Bären- und Puppenmesse
Kreativ-Bären voll im Trend

Münster -

An diesem Wochenende findet in der Halle Münsterland die weltweit größte Teddybären-Messe statt. Auch Puppenkunst und kreative Gestaltungsideen werden präsentiert. Die Veranstalter erwarten rund 10 000 Besucher.

Samstag, 28.04.2018, 10:00 Uhr
Die deutsch-englische Nachwuchskünstlerin Katja Gless präsentiert in der Halle Münsterland zwei neue Lieblinge. Rechts der „blaue Emil“, in den sie rund 70 Arbeitsstunden investiert hat. Ein Unikat ist auch das „Schaf im Wolfspelz“.
Die deutsch-englische Nachwuchskünstlerin Katja Gless präsentiert in der Halle Münsterland zwei neue Lieblinge. Rechts der „blaue Emil“, in den sie rund 70 Arbeitsstunden investiert hat. Ein Unikat ist auch das „Schaf im Wolfspelz“. Foto: Helmut Etzkorn

Kostümbildnerin Katja Gless hat die große Liebe zu den kleinen Plüschgesellen vor fünf Jahren auf einer Kreativmesse entdeckt, inzwischen ist sie selbst eine gestandene „Bärenmacherin“. Die 34-Jährige aus Leipzig mit Wohnsitz in London präsentiert am Wochenende bei der „Teddybär Total“ in der Halle Münsterland ihre Kollektion. Highlight ist der „blaue Emil“. Entstanden in knapp 70 Stunden „nach Feierabend“ und statt Plüsch kommen selbst bedruckte Textilstoffe zum Einsatz. Dazu hat sie ein handlich-wolliges „Schaf im Wolfspelz“ mit Leder-Applikationen angefertigt. Finden ihre Modelle unter dem Künstlertitel „CodeNameButterfly“ Anklang, will sie in ein paar Jahren ihre Hobby zum Beruf machen.

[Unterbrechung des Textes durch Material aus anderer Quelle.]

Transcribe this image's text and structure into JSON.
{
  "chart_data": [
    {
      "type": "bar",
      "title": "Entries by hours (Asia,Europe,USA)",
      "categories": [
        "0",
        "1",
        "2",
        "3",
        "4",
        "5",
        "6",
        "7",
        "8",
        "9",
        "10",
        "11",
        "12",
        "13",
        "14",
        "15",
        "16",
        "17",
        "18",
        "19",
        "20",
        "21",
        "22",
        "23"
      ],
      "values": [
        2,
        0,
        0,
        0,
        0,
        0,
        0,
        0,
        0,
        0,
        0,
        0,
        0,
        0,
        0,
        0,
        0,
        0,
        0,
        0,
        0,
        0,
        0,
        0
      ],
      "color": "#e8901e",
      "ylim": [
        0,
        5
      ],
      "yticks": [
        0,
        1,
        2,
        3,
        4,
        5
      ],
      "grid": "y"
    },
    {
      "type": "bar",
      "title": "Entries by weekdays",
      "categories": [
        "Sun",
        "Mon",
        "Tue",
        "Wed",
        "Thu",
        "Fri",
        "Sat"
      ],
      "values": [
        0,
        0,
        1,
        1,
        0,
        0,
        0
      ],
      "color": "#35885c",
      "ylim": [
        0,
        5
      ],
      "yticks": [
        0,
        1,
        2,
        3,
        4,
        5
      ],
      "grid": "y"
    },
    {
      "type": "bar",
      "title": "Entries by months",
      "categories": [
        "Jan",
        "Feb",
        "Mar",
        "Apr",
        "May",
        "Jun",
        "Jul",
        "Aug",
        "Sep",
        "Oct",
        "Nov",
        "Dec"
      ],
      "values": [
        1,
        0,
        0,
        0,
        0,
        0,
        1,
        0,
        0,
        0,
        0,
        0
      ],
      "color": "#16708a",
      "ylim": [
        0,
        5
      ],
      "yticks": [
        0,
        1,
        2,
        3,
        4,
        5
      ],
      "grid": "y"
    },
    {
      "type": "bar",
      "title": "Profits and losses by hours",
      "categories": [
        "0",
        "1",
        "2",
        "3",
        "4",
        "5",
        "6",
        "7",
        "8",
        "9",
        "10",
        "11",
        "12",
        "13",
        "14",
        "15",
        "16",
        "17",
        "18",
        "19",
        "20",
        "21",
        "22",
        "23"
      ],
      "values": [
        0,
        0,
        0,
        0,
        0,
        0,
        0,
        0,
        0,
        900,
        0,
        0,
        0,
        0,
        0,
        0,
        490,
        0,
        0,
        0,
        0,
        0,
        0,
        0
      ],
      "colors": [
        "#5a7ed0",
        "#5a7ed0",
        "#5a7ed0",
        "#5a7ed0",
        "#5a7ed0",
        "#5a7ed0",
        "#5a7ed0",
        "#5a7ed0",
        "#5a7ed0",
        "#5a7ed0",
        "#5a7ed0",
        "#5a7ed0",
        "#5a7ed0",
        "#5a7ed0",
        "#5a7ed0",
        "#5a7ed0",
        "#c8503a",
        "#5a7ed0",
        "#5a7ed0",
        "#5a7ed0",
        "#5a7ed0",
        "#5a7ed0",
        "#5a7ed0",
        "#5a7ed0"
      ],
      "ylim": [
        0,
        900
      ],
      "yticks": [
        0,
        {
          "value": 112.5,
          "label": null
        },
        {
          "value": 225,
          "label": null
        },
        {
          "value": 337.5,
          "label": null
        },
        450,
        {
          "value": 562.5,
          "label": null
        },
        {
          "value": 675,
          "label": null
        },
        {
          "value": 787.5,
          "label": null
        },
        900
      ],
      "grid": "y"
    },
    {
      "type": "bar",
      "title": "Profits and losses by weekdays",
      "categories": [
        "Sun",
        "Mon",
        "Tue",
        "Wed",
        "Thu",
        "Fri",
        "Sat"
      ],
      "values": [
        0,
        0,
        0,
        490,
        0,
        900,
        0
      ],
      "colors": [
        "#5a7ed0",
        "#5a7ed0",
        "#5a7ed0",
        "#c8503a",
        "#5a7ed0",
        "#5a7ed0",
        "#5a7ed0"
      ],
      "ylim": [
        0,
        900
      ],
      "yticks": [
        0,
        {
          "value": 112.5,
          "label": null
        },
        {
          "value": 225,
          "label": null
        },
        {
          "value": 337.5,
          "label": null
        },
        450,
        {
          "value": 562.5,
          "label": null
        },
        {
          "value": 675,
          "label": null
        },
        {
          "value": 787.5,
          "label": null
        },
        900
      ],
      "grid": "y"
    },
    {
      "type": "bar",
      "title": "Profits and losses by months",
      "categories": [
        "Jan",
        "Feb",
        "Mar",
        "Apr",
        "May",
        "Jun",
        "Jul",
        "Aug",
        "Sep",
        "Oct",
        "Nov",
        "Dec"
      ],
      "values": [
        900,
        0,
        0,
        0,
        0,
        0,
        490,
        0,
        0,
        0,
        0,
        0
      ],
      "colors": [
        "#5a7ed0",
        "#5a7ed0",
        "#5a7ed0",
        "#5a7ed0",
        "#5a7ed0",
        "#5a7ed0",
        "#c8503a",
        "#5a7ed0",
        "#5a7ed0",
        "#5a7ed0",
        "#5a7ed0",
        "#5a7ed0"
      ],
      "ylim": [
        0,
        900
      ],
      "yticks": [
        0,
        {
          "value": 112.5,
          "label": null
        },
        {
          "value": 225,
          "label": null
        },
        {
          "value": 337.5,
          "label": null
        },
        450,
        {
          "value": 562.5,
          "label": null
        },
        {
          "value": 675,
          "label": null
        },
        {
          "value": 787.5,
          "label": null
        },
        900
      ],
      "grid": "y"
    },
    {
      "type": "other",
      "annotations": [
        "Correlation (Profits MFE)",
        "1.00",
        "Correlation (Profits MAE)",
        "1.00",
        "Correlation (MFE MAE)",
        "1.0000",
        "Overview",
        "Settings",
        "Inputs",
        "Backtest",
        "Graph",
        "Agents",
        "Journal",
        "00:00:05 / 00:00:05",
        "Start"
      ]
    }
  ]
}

Katja Gless gehört zu den jungen Bärenkünstlerinnen, die inzwischen in Russland und Japan der alten Generation der Traditionshersteller ernsthaft Konkurrenz machen. „Steiff und Hermann“ stehen mit ihren Klassikern zwar immer noch hoch im Kurs, meint Messe-Veranstalter Jan Schönberg. Dennoch ist der Trend zu kreativen und fantasievoll-künstlerisch gestalteten Teddy-Exponaten bei einem ersten Rundgang über die Weltleitmesse für bärige Sammler, Liebhaber, Künstler, Hersteller und Händler unübersehbar.

Für Schönberg „erlebt der Markt rund um das wohl bekannteste Plüschtier eine Renaissance“. Die Zeit, in der sechsstellige Summen für Unikate gezahlt wurden, sei zwar vorbei. Dennoch entwickle sich der Markt „stabil“. Auch deshalb, weil die Preisspanne von zehn bis 1000 Euro für jeden Geldbeutel und Einsteiger ein passendes Angebot biete.

Im dänischen Billund eröffnet zu Pfingsten im Legoland ein „Teddy-Art-Museum“, die einzigartigen Exponate werden jetzt in Münster erstmals der Öffentlichkeit vorgestellt. Wer seinen in die Jahre gekommenen Plüsch-Liebling mitbringt, kann den Wert des Bären schätzen lassen und ihn dann gleich vom „Teddy-Doktoren“ aufgehübscht bekommen.

Rund 150 Künstler aus 15 Nationen versammeln sich in einer benachbarten Halle zum „Puppenfrühling“, auch hier gibt es Workshops und Fachvorträge.

Als „ideale Ergänzung“, so Mitveranstalter Sebastian Marquardt, werden erstmals kreative Handwerkstechniken beim „Kreativ-Frühling“ vorgestellt. In Workshops und Mitmach-Aktionen kann jeder sein Talent als Bärenmacher oder Puppengestalter erforschen.

Die Messe ist Samstag von 10 bis 17 Uhr und Sonntag von 11 bis 16 Uhr geöffnet. Das Zwei-Tages-Ticket kostet zehn Euro, bis 16 Jahre ist der Eintritt frei.